The gathering of global leaders has been marked by a transatlantic spat over the economy, with Mr Obama urging continued fiscal stimulus to avoid the risk of renewed recession, while Europeans - led by the Prime Minister - argue that the time has come for austerity measures to cut borrowing.
Mr Cameron said he expected the G8 to back his approach, and played down suggestions of a rift with Mr Obama, whom he is meeting for face-to-face bilateral talks for the first time since becoming Prime Minister last month.
Despite Mr Obama's warning in an open letter last week that over-hasty withdrawal of state stimulus could result in "renewed economic hardships and recession", Mr Cameron insisted the President accepted that economic policies must be tailored to suit individual countries' particular circumstances.
While countries with a budget surplus, like China, need to stimulate domestic demand, nations with large deficits need to restore confidence by "living within their means", said the PM.
"The risk to us - and the Americans and others recognise this - is not taking action," said Mr Cameron. "I think that the G8 will actually conclude that those countries with the worst problems need to accelerate their action, which is what we have done.
"Of course, looking across the world, there is still the underlying problem of the big surplus countries, like China, and the big deficit countries, like parts of Western Europe and America, and we have got to deal with those imbalances, but part of dealing with the imbalances is for the worst deficit countries to roll up their sleeves, get on with the job and make sure they are living within their means. That's what we have done in Britain. I think it will actually unlock confidence because people will see that there is a strong Government with a plan."
Also high on the agenda for the bilateral meeting with Mr Obama will be Afghanistan and the BP oil spill.

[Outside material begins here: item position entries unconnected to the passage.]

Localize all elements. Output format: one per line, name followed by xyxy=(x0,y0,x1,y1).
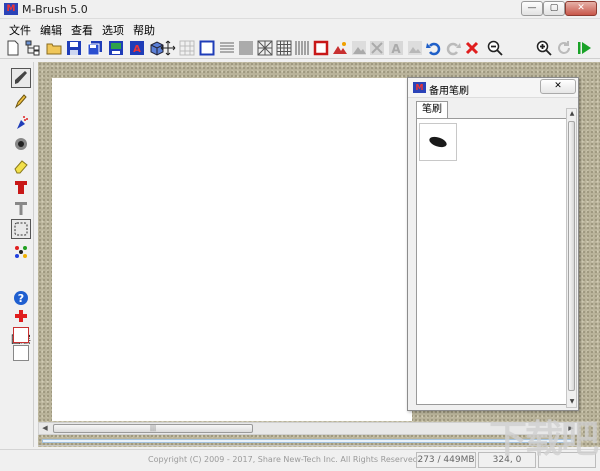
svg-text:A: A xyxy=(133,44,141,55)
red-frame-icon[interactable] xyxy=(312,39,329,56)
menu-help[interactable]: 帮助 xyxy=(133,20,155,37)
menu-bar: 文件 编辑 查看 选项 帮助 xyxy=(0,20,600,37)
add-layer-icon[interactable] xyxy=(11,306,31,326)
menu-options[interactable]: 选项 xyxy=(102,20,124,37)
save-all-icon[interactable] xyxy=(86,39,103,56)
grid-disabled-icon[interactable] xyxy=(178,39,195,56)
frame-icon[interactable] xyxy=(198,39,215,56)
radial-grid-icon[interactable] xyxy=(256,39,273,56)
scroll-left-arrow-icon[interactable]: ◀ xyxy=(39,423,51,434)
svg-text:?: ? xyxy=(18,292,24,305)
play-icon[interactable] xyxy=(575,39,592,56)
menu-file[interactable]: 文件 xyxy=(9,20,31,37)
brush-tool-icon[interactable] xyxy=(11,68,31,88)
window-title: M-Brush 5.0 xyxy=(22,3,88,16)
brush-panel: M 备用笔刷 ✕ 笔刷 xyxy=(407,77,579,411)
watermark-logo: 下载吧 xyxy=(488,417,599,461)
image-disabled-icon[interactable] xyxy=(406,39,423,56)
brush-panel-scrollbar[interactable]: ▲ ▼ xyxy=(566,108,577,408)
zoom-in-icon[interactable] xyxy=(535,39,552,56)
text-outline-tool-icon[interactable] xyxy=(11,198,31,218)
menu-view[interactable]: 查看 xyxy=(71,20,93,37)
lines-dense-icon[interactable] xyxy=(237,39,254,56)
close-button[interactable]: ✕ xyxy=(565,1,597,16)
brush-preset[interactable] xyxy=(419,123,457,161)
lines-thin-icon[interactable] xyxy=(218,39,235,56)
save-as-icon[interactable]: A xyxy=(128,39,145,56)
layer-thumb[interactable] xyxy=(11,343,31,363)
tab-brush[interactable]: 笔刷 xyxy=(416,101,448,118)
copyright-text: Copyright (C) 2009 - 2017, Share New-Tec… xyxy=(148,455,421,464)
scroll-up-arrow-icon[interactable]: ▲ xyxy=(568,110,576,118)
brush-panel-titlebar[interactable]: M 备用笔刷 ✕ xyxy=(408,78,578,98)
brush-panel-close-button[interactable]: ✕ xyxy=(540,79,576,94)
eraser-tool-icon[interactable] xyxy=(11,156,31,176)
effect-landscape-icon[interactable] xyxy=(331,39,348,56)
svg-text:A: A xyxy=(391,42,401,56)
scroll-down-arrow-icon[interactable]: ▼ xyxy=(568,398,576,406)
zoom-out-icon[interactable] xyxy=(486,39,503,56)
spray-tool-icon[interactable] xyxy=(11,112,31,132)
grid-icon[interactable] xyxy=(275,39,292,56)
brush-panel-title: 备用笔刷 xyxy=(429,86,469,97)
text-tool-icon[interactable] xyxy=(11,177,31,197)
brush-list xyxy=(416,118,574,405)
crop-disabled-icon[interactable] xyxy=(368,39,385,56)
move-arrows-icon[interactable] xyxy=(159,39,176,56)
blur-tool-icon[interactable] xyxy=(11,134,31,154)
new-file-icon[interactable] xyxy=(4,39,21,56)
pencil-tool-icon[interactable] xyxy=(11,91,31,111)
refresh-disabled-icon[interactable] xyxy=(555,39,572,56)
redo-icon[interactable] xyxy=(444,39,461,56)
landscape-disabled-icon[interactable] xyxy=(350,39,367,56)
text-disabled-icon[interactable]: A xyxy=(387,39,404,56)
color-palette-icon[interactable] xyxy=(11,242,31,262)
brush-stroke-icon xyxy=(429,136,447,148)
toolbar: A A 1 xyxy=(0,37,600,93)
vertical-scroll-thumb[interactable] xyxy=(568,121,575,391)
select-tool-icon[interactable] xyxy=(11,219,31,239)
export-image-icon[interactable] xyxy=(107,39,124,56)
save-icon[interactable] xyxy=(65,39,82,56)
help-icon[interactable]: ? xyxy=(11,288,31,308)
app-logo-icon: M xyxy=(4,3,18,15)
title-bar: M M-Brush 5.0 — ▢ ✕ xyxy=(0,0,600,19)
vertical-lines-icon[interactable] xyxy=(293,39,310,56)
tools-panel: 图层 ? xyxy=(0,62,34,447)
undo-icon[interactable] xyxy=(425,39,442,56)
delete-icon[interactable] xyxy=(463,39,480,56)
drawing-canvas[interactable] xyxy=(52,78,412,421)
maximize-button[interactable]: ▢ xyxy=(543,1,565,16)
memory-usage: 273 / 449MB xyxy=(416,452,476,468)
layer-thumb-active[interactable] xyxy=(11,325,31,345)
scrollbar-thumb[interactable]: ||| xyxy=(53,424,253,433)
minimize-button[interactable]: — xyxy=(521,1,543,16)
open-folder-icon[interactable] xyxy=(45,39,62,56)
tree-icon[interactable] xyxy=(24,39,41,56)
menu-edit[interactable]: 编辑 xyxy=(40,20,62,37)
panel-logo-icon: M xyxy=(413,82,426,93)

On Friday night, Mr Cameron promised to use "quiet diplomacy" to seek "clarity and finality" for BP over the ultimate size of its liabilities for environmental and economic damage in the Gulf of Mexico.
And he indicated that he envisages UK troops leaving Afghanistan before the next election - due in 2015 - saying: "I want that to happen, make no mistake about it. We can't be there for another five years, having been there for nine years already."